Step4: Create an internal constructor. Throw necessary exceptions to bubble them up to this higher level of hierarchy.

Note: onCacheGet, onCacheMiss, onCachePut are callback hooks which are called during execution during cache operations. onCacheGetError and onCachePutError are callback hooks that are raised when an exception occurs during cache operations.
Step5: override the base class virtual method ImplementationAsync to define the behaviour of the policy at the time of execution.

Note: You can define custom behaviour in the override and throw relevant events to the callback hooks, to let the user define further actions.
You can see onCacheGet and onCacheMiss callback hooks in case cache isn’t found at query time. You can use Callback hooks to define your custom telemetry like logging or custom monitoring events.
Step6: In Step5, we are trying to save the value to cache when the client returns the call successfully, however, if there is an exception, then we are trying to retrieve the value from the cache. This is exactly how we are making the cache policy reactive and will act based on the return result from the client.


Conclusion:
The approach described above brings certain advantages in controlling the flow of execution of the policy.
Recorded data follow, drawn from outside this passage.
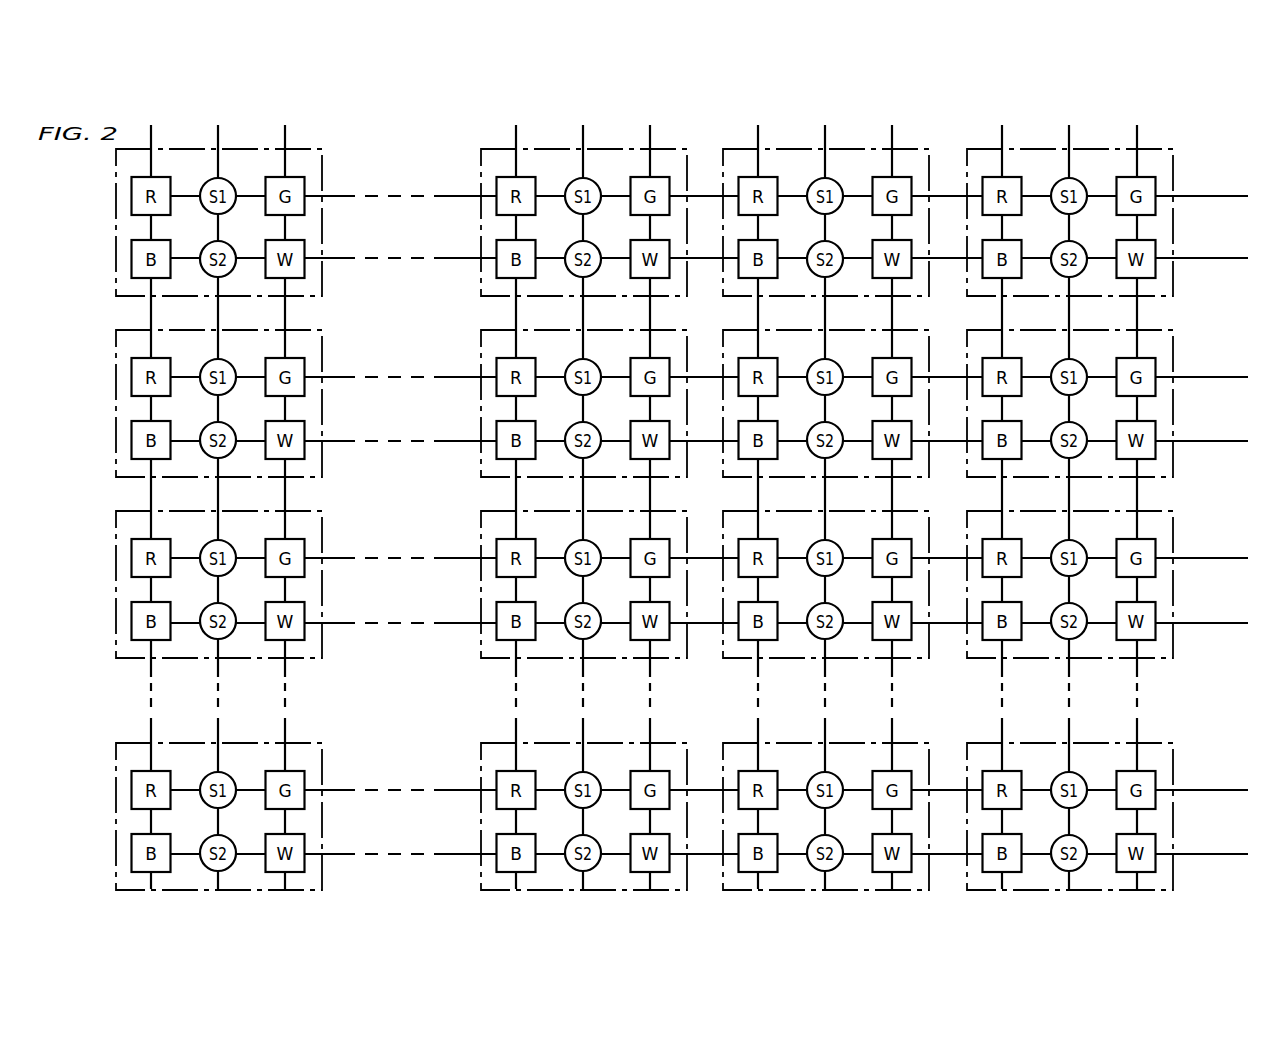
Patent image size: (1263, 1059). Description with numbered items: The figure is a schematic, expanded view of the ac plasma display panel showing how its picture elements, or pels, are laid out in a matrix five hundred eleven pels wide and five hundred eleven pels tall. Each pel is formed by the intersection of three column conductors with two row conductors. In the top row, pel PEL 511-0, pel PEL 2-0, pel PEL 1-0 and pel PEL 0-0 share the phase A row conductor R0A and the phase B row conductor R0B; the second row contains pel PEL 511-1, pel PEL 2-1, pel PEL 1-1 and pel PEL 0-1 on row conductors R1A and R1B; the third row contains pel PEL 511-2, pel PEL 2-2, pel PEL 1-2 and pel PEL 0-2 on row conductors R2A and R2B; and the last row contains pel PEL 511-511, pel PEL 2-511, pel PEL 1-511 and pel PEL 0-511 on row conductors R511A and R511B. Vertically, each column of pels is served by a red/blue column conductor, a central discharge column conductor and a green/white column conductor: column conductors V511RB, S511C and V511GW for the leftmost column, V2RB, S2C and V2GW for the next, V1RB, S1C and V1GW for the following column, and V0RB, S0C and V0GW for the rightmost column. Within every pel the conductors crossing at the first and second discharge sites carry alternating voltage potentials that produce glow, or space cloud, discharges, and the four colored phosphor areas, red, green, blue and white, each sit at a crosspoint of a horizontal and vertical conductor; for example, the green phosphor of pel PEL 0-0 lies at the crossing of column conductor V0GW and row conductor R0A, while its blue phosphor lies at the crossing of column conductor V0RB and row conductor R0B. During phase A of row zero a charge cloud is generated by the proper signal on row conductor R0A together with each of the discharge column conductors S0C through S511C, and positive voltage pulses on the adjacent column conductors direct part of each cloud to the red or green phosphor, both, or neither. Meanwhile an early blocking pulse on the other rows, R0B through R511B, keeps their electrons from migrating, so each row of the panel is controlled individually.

The pel PEL 511-0 is at (320, 281).
The pel PEL 2-0 is at (663, 297).
The pel PEL 1-0 is at (905, 297).
The pel PEL 0-0 is at (1150, 297).
The pel PEL 511-1 is at (320, 463).
The pel PEL 2-1 is at (661, 477).
The pel PEL 1-1 is at (903, 477).
The pel PEL 0-1 is at (1148, 477).
The pel PEL 511-2 is at (320, 645).
The pel PEL 2-2 is at (660, 660).
The pel PEL 1-2 is at (903, 660).
The pel PEL 0-2 is at (1163, 660).
The pel PEL 511-511 is at (317, 741).
The pel PEL 2-511 is at (668, 741).
The pel PEL 1-511 is at (910, 741).
The pel PEL 0-511 is at (1175, 861).
The column conductor V511RB is at (165, 500).
The column conductor S511C is at (239, 507).
The column conductor V511GW is at (313, 507).
The column conductor V2RB is at (537, 507).
The column conductor S2C is at (599, 507).
The column conductor V2GW is at (671, 507).
The column conductor V1RB is at (778, 507).
The column conductor S1C is at (838, 507).
The column conductor V1GW is at (911, 507).
The column conductor V0RB is at (1023, 507).
The column conductor S0C is at (1084, 507).
The column conductor V0GW is at (1158, 507).
The row conductor R0A is at (690, 184).
The row conductor R0B is at (690, 247).
The row conductor R1A is at (690, 366).
The row conductor R1B is at (690, 432).
The row conductor R2A is at (690, 547).
The row conductor R2B is at (690, 612).
The row conductor R511A is at (690, 778).
The row conductor R511B is at (690, 843).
It checks for failure from the service and in eventuality of failure, attempts to retrieve the value from cache, and thus acts like a safety net. This will also improve the reliability factor of your application, and helps you identify how many such requests were degraded due to service failures, but were saved by the cache policy through defining effective telemetry using callback hooks. You can also choose to safely filter certain exceptions that are not meant to be applied to the cache policy.